Sacyr was going to place 30% of Testa‘s shares on the stock exchange, but the widespread interest expressed in the market has caused the construction group to change its strategy. The company, which had proposed a public offering (IPO) of 30% of Testa’s shares to the CNMV, is currently evaluating several alternatives: to continue with the plan to place some shares in the market with qualified investors; to join forces with an institutional partner such as a Socimi or international fund; and in the meantime, it does not rule out the sale of 100% of its subsidiary. Moreover, it is also considering a fourth option, which would have a much greater strategic significance, namely the integration of Testa with a large group in the sector, in this case, Colonial, to create the largest Spanish real estate company and one of the largest in Europe.

Sacyr has engaged Lazard to carry out this process.
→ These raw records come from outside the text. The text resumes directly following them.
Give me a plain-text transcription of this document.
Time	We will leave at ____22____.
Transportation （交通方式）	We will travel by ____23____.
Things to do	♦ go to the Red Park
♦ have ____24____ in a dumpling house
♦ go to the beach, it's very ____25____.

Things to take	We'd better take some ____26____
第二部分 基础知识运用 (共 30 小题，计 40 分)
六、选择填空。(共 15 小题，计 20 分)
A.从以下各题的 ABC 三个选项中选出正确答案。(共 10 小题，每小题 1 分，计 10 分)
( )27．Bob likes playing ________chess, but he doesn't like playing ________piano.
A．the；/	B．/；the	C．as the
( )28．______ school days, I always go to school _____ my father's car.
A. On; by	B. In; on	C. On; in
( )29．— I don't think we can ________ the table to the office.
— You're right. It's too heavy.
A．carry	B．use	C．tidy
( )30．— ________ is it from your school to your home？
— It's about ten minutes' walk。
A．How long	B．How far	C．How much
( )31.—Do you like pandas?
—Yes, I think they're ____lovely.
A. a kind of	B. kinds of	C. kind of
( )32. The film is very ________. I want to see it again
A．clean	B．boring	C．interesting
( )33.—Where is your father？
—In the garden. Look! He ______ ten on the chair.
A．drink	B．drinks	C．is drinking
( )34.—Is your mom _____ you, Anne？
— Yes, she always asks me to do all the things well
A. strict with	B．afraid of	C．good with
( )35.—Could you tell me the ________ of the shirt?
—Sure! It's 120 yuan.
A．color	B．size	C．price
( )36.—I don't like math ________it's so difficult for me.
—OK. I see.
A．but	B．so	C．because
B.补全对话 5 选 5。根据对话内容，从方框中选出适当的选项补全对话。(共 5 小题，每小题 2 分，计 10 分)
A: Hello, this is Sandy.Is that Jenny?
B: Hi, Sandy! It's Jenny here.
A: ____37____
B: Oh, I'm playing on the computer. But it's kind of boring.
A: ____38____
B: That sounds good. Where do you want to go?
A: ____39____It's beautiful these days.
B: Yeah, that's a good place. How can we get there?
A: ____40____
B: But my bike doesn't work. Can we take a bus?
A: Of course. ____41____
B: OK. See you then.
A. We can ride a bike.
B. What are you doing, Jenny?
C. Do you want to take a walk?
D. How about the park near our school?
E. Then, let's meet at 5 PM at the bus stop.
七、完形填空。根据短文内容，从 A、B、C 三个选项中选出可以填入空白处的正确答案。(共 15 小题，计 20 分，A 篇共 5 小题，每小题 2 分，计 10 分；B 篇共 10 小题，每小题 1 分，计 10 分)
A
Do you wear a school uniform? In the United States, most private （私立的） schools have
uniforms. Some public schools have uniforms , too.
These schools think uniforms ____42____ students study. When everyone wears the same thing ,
The investment bank has instructed the various investors that are interested in Testa to make a non-binding offer for the company.
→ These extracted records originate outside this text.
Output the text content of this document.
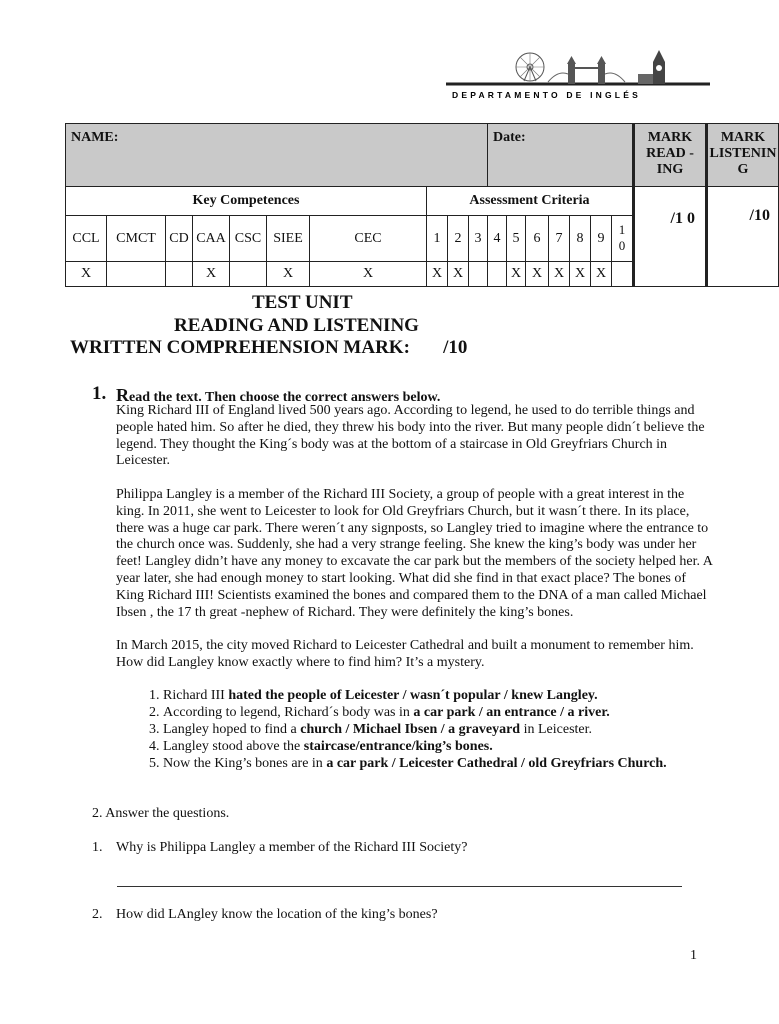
DEPARTAMENTO DE INGLÉS
NAME:										Date:							MARK READ -ING	MARK LISTENIN G
Key Competences							Assessment Criteria										/1 0	/10

CCL	CMCT	CD	CAA	CSC	SIEE	CEC	1	2	3	4	5	6	7	8	9	1 0		
X			X		X	X	X	X			X	X	X	X	X			
TEST UNIT
READING AND LISTENING
WRITTEN COMPREHENSION MARK:       /10
1. Read the text. Then choose the correct answers below.
King Richard III of England lived 500 years ago. According to legend, he used to do terrible things and people hated him. So after he died, they threw his body into the river. But many people didn´t believe the legend. They thought the King´s body was at the bottom of a staircase in Old Greyfriars Church in Leicester.
Philippa Langley is a member of the Richard III Society, a group of people with a great interest in the king. In 2011, she went to Leicester to look for Old Greyfriars Church, but it wasn´t there. In its place, there was a huge car park. There weren´t any signposts, so Langley tried to imagine where the entrance to the church once was. Suddenly, she had a very strange feeling. She knew the king’s body was under her feet! Langley didn’t have any money to excavate the car park but the members of the society helped her. A year later, she had enough money to start looking. What did she find in that exact place? The bones of King Richard III! Scientists examined the bones and compared them to the DNA of a man called Michael Ibsen , the 17 th great -nephew of Richard. They were definitely the king’s bones.
In March 2015, the city moved Richard to Leicester Cathedral and built a monument to remember him. How did Langley know exactly where to find him? It’s a mystery.
1. Richard III hated the people of Leicester / wasn´t popular / knew Langley.
2. According to legend, Richard´s body was in a car park / an entrance / a river.
3. Langley hoped to find a church / Michael Ibsen / a graveyard in Leicester.
4. Langley stood above the staircase/entrance/king’s bones.
5. Now the King’s bones are in a car park / Leicester Cathedral / old Greyfriars Church.
2. Answer the questions.
1. Why is Philippa Langley a member of the Richard III Society?
2. How did LAngley know the location of the king’s bones?
1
Proposals will be welcomed both for the 30% stake that Sacyr had initially planned to place on the stock exchange, as well as for the entire share capital. Lazard has given interested parties until today to present offers, say sources close to the process. One player that is interested in acquiring the real estate company is Merlin Properties. The largest Socimi by market capitalisation has acknowledged its interest in participating in Testa’s capital. Now, Merlin would be willing to acquire Testa in partnership with other investors and purchase 100% of the company, according to sources in the sector.

Corporate movement

Sacyr is also studying a possible integration of Colonial and Testa. For the time being, the conversations are very preliminary between Sacyr and the real estate company whose primary shareholder is Juan Miguel Villar Mir.

The merger of both companies would create a giant with more than two million square metres of leasable surface area in prime areas of Madrid, Barcelona and Paris and a combined turnover of €400 million. Testa’s market capitalisation amounts to €2,098 million and Colonial’s is €1,977 million.

Sources involved in the process confirm the interest shown by Colonial. The final decision will depend on the other options that Sacyr has on the table. The placement of a percentage of new shares in Testa on the stock market (a maximum of 30%) forms part of the action plan designed by Sacyr to regularise the finances of its subsidiary and provide it with greater liquidity. The shareholders of the real estate company, controlled by Sacyr (99.2%), approved an ‘accordion operation’ in February, involving a €1,197 million contribution to shareholders, comprising a €527 million ordinary dividend and a €669 million reduction in share capital.

This transaction is, in turn, subject to a simultaneous capital increase that would enable Testa to reconstruct its balance sheet through the inflow of around €500 million. It is during this phase that Colonial may enter the fray.

The real estate company chaired by Juan José Brugera is exploring growth opportunities in Spain after cleaning up its balance sheet in 2014 with a capital increase of €1,263 million, which involved the entry of Juan Miguel Villar Mir, along with Mora Banc and Qatar Investment into the share capital of the real estate company. Villar Mir is currently the owner of 24.5% of Colonial, after buying a new block of 1.46 million shares (in recent weeks).

According to experts, the potential merger of Colonial and Testa makes sense in business terms, since both companies specialise in the rental of buildings; exclusively office buildings in the case of Colonial and shopping centres and homes in the case of Testa.

Nevertheless, the change in ownership may have an impact on the financial structure of the companies, with guarantees linked to new investments and changes of control. At the end of 2014, Colonial’s net debt amounted to €2,545 million and Testa’s amounted to €1,688 million.